Fundamental transformation is taking place in the global energy landscape driven by factors such as evolving fuel market dynamics, climate change considerations, development and sustainability goals, and the rise of renewables.
This places onus on governments to optimise the management of available energy resources to promote growth and prosperity. A challenge South Africa, by all policy indications, is taking very seriously.
For decades the primary energy source in South Africa has been fossil-based coal, largely influenced by the availability of abundant domestic coal reserves. Limited availability of traditional natural gas supplies and a reliance on higher-cost imported oil also skewed the economics of generating assets towards coal. Nuclear energy has played a minor but important role, and more recently, renewables and waste resources have begun contributing to the grid.
However, South Africa's current ability to generate power is constrained, resulting in periods of load shedding when demand regularly outstrips supply, as was experienced over the past winter. Ageing generation assets also create reliability and maintenance challenges, while the parallel success of a nationwide electrification programme has increased the overall demand for power.
The immediate challenges facing South Africa's power sector have brought about calls by the Department of Energy for a significant transformation in the overall generation portfolio.
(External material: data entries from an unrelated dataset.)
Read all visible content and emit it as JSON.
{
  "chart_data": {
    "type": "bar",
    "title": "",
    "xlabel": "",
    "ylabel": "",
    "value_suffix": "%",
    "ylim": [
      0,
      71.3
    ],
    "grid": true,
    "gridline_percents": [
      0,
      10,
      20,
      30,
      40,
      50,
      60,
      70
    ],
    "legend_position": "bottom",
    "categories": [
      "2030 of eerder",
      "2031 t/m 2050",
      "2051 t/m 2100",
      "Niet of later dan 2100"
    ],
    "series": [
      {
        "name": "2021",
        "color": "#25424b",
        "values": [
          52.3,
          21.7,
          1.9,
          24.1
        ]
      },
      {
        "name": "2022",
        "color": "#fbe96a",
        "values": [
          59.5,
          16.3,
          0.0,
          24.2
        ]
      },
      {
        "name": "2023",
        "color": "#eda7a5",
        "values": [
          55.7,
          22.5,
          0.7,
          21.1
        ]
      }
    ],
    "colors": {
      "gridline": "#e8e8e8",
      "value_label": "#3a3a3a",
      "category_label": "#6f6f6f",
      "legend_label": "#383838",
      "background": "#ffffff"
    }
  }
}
In the medium term, things look positive as the power supply is increasingly stabilised by contributions from the Medupi and Kusile power stations.
There is also a renewed focus on generation asset maintenance, operational efficiency, and a world-class renewable energy programme.
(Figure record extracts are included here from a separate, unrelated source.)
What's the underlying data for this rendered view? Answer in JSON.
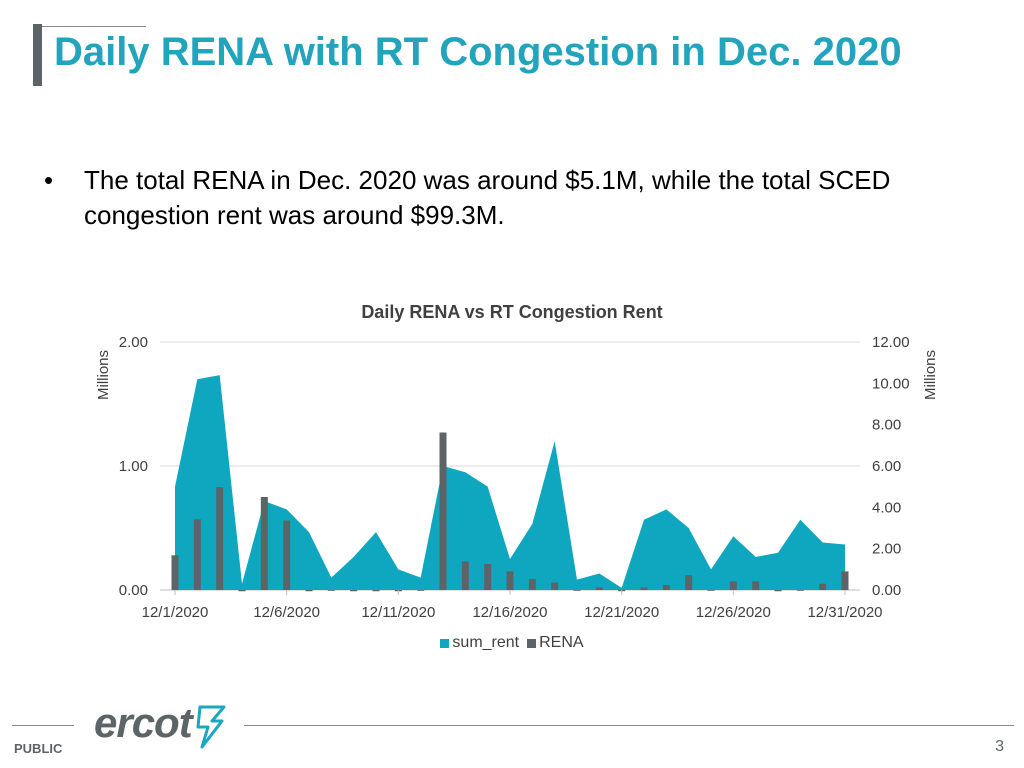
{
  "slide": {
    "title": "Daily RENA with RT Congestion in Dec. 2020",
    "bullet": "The total RENA in Dec. 2020 was around $5.1M, while the total SCED congestion rent was around $99.3M.",
    "footer": {
      "classification": "PUBLIC",
      "page_number": "3",
      "logo": "ercot"
    }
  },
  "colors": {
    "title": "#22a4bd",
    "sum_rent": "#0fa6bf",
    "rena": "#5d6468",
    "grid": "#d9d9d9"
  },
  "chart_data": {
    "type": "area+bar",
    "title": "Daily RENA vs RT Congestion Rent",
    "x": [
      "12/1/2020",
      "12/2/2020",
      "12/3/2020",
      "12/4/2020",
      "12/5/2020",
      "12/6/2020",
      "12/7/2020",
      "12/8/2020",
      "12/9/2020",
      "12/10/2020",
      "12/11/2020",
      "12/12/2020",
      "12/13/2020",
      "12/14/2020",
      "12/15/2020",
      "12/16/2020",
      "12/17/2020",
      "12/18/2020",
      "12/19/2020",
      "12/20/2020",
      "12/21/2020",
      "12/22/2020",
      "12/23/2020",
      "12/24/2020",
      "12/25/2020",
      "12/26/2020",
      "12/27/2020",
      "12/28/2020",
      "12/29/2020",
      "12/30/2020",
      "12/31/2020"
    ],
    "xticks": [
      "12/1/2020",
      "12/6/2020",
      "12/11/2020",
      "12/16/2020",
      "12/21/2020",
      "12/26/2020",
      "12/31/2020"
    ],
    "y_left": {
      "label": "Millions",
      "ylim": [
        0,
        2
      ],
      "ticks": [
        "0.00",
        "1.00",
        "2.00"
      ]
    },
    "y_right": {
      "label": "Millions",
      "ylim": [
        0,
        12
      ],
      "ticks": [
        "0.00",
        "2.00",
        "4.00",
        "6.00",
        "8.00",
        "10.00",
        "12.00"
      ]
    },
    "grid": true,
    "legend_position": "bottom",
    "series": [
      {
        "name": "sum_rent",
        "type": "area",
        "axis": "right",
        "values": [
          5.0,
          10.2,
          10.4,
          0.3,
          4.3,
          3.9,
          2.8,
          0.6,
          1.6,
          2.8,
          1.0,
          0.6,
          6.0,
          5.7,
          5.0,
          1.5,
          3.2,
          7.2,
          0.5,
          0.8,
          0.1,
          3.4,
          3.9,
          3.0,
          1.0,
          2.6,
          1.6,
          1.8,
          3.4,
          2.3,
          2.2
        ]
      },
      {
        "name": "RENA",
        "type": "bar",
        "axis": "left",
        "values": [
          0.28,
          0.57,
          0.83,
          -0.01,
          0.75,
          0.56,
          -0.01,
          0.0,
          -0.01,
          -0.01,
          -0.01,
          0.0,
          1.27,
          0.23,
          0.21,
          0.15,
          0.09,
          0.06,
          0.0,
          0.02,
          -0.01,
          0.02,
          0.04,
          0.12,
          0.0,
          0.07,
          0.07,
          -0.01,
          0.0,
          0.05,
          0.15
        ]
      }
    ]
  }
}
Steps are under way to allow new independent power producers (IPPs) to contribute up to 17GW by 2022. In addition to overall capacity increases, South Africa aims to reduce the role of coal in the power generation mix from 84% to 48%.
This depicts a fundamental shift in the policy defining the generation capacity mix, the report maintains. A long-term vision of reducing the country's carbon footprint is reflected in South Africa's emphasis on including imported power, particularly hydro, into the future generation mix, a clear departure from the region's historic power flows.
Yet, the increase of natural gas and hydro resources is heavily reliant on countries such as Mozambique and the Democratic Republic of Congo, respectively, to complete development projects. Similarly, the construction costs of nuclear assets are relatively expensive compared to coal.
These factors imply that electricity generated by nuclear power plants will result in higher prices for end users in the near, but not necessarily, long term. It also reflects the ongoing challenges developing nations encounter when balancing an emphasis on greenhouse gas emission reduction against available energy resources within a country.
On the renewables front, the Renewable Energy Independent Power Producer Programme (REIPPP) has brought about liberalisation of the power sector mainly driven by the private sector and an enabling policy environment.
However, coal still remains an important factor in the South African power generation mix and opportunities exist to investment in technologies to produce energy from coal and coal equipment in a cleaner manner.
Use of technologies to reduce emissions from coal such as carbon capture and flue gas desulphurisation equipment should also be considered as part of the long term strategy. Although there are challenges, South Africa provides many opportunities for astute investors in the power sector.
Critical among the surmountable risks is a need for power sector investments to be coordinated with industrial investments and other infrastructure development programmes. This ensures capacity additions will service actual buyers, and that investments are not stranded by poor demand.